Questo gioco di netti contrasti netti, tuttavia, non produce un rigoroso amalgama autoriale, rifugiandosi piuttosto in uno schematismo che ha ben poco di dialettico e molto d’illustrativo. In un bar, la televisione passa una corsa di ippica: i cavalli cercano di superarsi a vicenda mentre l’eroe, davanti a una birra, riflette se assecondare le sue ambizioni borghesi o solidarizzare con i lavoratori. A incarnare questa lacerazione è Damien Bonnard, il cui corpo roccioso è abituato a vestire panni borghesi (Moll, Lafosse, Mouret, Kurosawa, tra i registi con cui ha lavorato), ma che qui sembra indurirsi fino a risultare didascalico, trasformandosi da inquieto indagatore delle strutture profonde della società in un villain della classe operaia.

Nel salone dalle pareti bianche, un gruppo selezionato di operai viene disposto dietro un plastico del progetto per una foto promozionale. La fotografa si assicura che il “giusto” immigrato fotogenico sia in bella vista e che tutti sorridano. In questo modo, anche il regista stesso si implica nella critica, perché è lui stesso ad aver rianimato il mostro, ad averlo reso seducente con luci al neon e suoni stranianti. Eppure, infine, nulla più gli riesce di rincarare ancora la dose con un’effimera redenzione e ammalianti artifici. L’opera prima di Akiro Hata ha il suo fascino, ma alza un polverone solo per rimanerne incantato.

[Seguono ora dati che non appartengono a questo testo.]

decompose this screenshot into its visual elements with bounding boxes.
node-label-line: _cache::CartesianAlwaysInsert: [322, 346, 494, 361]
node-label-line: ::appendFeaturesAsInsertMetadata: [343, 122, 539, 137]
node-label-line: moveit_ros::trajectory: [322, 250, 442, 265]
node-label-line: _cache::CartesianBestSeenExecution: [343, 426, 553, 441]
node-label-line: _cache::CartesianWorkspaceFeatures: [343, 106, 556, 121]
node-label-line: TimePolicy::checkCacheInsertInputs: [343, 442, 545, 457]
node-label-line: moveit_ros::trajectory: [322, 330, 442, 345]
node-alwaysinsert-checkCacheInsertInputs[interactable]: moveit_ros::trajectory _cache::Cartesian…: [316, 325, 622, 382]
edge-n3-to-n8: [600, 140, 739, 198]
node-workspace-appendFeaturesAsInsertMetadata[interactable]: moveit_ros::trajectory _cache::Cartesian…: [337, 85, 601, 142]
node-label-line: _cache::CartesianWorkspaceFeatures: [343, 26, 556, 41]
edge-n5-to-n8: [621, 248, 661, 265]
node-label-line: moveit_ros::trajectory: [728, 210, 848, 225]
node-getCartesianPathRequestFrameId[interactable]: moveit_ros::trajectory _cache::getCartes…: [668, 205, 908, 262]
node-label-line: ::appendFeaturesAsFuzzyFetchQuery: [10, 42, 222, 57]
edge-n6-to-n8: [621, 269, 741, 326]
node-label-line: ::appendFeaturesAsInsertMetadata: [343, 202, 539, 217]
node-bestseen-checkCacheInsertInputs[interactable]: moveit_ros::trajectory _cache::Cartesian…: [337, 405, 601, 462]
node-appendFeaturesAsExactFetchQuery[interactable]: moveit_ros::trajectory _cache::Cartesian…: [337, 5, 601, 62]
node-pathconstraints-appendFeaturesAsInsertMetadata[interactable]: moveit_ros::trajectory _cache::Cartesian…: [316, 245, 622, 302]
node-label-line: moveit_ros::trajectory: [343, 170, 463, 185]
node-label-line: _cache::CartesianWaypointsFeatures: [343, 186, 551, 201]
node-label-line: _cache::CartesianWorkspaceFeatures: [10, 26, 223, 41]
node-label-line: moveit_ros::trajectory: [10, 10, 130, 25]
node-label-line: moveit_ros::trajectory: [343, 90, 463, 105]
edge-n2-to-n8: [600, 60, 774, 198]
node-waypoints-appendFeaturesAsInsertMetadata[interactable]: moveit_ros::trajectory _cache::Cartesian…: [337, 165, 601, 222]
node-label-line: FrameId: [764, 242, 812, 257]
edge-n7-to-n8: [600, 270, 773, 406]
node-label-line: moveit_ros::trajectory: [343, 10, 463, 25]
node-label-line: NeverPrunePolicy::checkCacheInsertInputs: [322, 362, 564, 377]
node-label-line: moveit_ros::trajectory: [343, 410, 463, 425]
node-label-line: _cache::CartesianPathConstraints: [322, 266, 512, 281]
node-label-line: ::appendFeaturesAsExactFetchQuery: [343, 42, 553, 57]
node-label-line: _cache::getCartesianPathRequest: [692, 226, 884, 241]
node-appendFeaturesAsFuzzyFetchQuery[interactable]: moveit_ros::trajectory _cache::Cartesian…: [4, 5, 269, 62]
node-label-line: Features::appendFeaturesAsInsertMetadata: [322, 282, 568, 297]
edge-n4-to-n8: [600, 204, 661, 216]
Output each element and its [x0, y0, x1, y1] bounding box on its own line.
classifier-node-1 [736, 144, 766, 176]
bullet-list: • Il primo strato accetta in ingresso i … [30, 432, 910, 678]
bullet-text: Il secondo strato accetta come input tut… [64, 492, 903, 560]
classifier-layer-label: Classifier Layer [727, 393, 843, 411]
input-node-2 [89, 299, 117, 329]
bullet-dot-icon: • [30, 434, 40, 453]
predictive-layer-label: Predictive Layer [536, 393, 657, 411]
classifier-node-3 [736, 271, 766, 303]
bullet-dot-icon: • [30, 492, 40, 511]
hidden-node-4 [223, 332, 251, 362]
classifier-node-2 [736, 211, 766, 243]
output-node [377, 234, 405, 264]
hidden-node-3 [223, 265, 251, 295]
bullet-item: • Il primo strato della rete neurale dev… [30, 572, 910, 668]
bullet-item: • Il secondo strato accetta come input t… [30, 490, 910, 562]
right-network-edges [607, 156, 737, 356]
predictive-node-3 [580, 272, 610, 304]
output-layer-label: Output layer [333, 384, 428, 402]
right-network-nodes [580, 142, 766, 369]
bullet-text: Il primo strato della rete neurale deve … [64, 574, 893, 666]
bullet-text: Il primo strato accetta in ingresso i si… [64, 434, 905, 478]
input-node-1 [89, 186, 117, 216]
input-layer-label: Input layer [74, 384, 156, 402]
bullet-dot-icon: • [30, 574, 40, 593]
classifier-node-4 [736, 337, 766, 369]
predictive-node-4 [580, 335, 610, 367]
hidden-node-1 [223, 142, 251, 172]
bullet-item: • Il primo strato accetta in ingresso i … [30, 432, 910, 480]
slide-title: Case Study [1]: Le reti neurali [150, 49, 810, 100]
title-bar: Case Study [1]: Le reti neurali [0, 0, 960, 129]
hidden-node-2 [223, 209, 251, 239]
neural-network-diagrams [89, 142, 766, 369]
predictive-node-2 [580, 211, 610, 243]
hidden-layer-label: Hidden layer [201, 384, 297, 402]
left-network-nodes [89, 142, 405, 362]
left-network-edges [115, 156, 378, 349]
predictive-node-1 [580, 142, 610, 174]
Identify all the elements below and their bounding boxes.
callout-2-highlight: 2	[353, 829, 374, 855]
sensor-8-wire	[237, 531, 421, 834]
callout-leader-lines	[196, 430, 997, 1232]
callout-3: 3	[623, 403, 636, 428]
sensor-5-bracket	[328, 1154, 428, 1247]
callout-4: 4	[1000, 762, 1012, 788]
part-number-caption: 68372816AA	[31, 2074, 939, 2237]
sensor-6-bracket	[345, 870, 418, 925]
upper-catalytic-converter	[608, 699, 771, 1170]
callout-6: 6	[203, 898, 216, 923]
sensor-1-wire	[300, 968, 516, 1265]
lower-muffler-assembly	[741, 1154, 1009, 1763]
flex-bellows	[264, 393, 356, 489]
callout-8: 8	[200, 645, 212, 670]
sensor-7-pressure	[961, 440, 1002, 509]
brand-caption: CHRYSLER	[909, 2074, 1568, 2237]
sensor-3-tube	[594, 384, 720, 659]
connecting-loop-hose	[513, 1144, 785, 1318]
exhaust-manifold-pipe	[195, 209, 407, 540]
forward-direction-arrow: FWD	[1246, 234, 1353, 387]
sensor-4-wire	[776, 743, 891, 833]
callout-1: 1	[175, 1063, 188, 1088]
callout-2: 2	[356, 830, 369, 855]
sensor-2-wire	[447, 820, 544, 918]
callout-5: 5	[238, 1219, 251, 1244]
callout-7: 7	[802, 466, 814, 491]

Film d’Apertura del Festival di Villa Medici (Roma 10 al 14 settembre 2025) alla presenza del regista. 


Grand CielRegia: Akihiro Hata; sceneggiatura: Akihiro Hata, Jérémie Dubois; fotografia: David Chizallet; montaggio: Suzana Pedro; scenografia: Aurore Casalis, Mathieu Buffler; musica: Carla Pallone; suono: Céline Bodson, Jeanne Delplancq, Fanny Martin, Philippe Grivel; effetti visivi: Hugues Namur, Julian Nouveau; interpreti: Damien Bonnard, Samir Guesmi, Mouna Soualem, Tudor-Aaron Istodor, Ahmed Abdel-Laoui, Denis Eyriey Issaka Sawadogo, Mounir Margoum, Zacharia Mezouar; produzione: Clément Duboin per Good Fortune Films, in co-produzione con Gilles Chanial per Les Films Fauves; origine: Francia/ Lussemburgo, 2025; durata: 92 minuti; distribuzione: No. Mad Entertainment.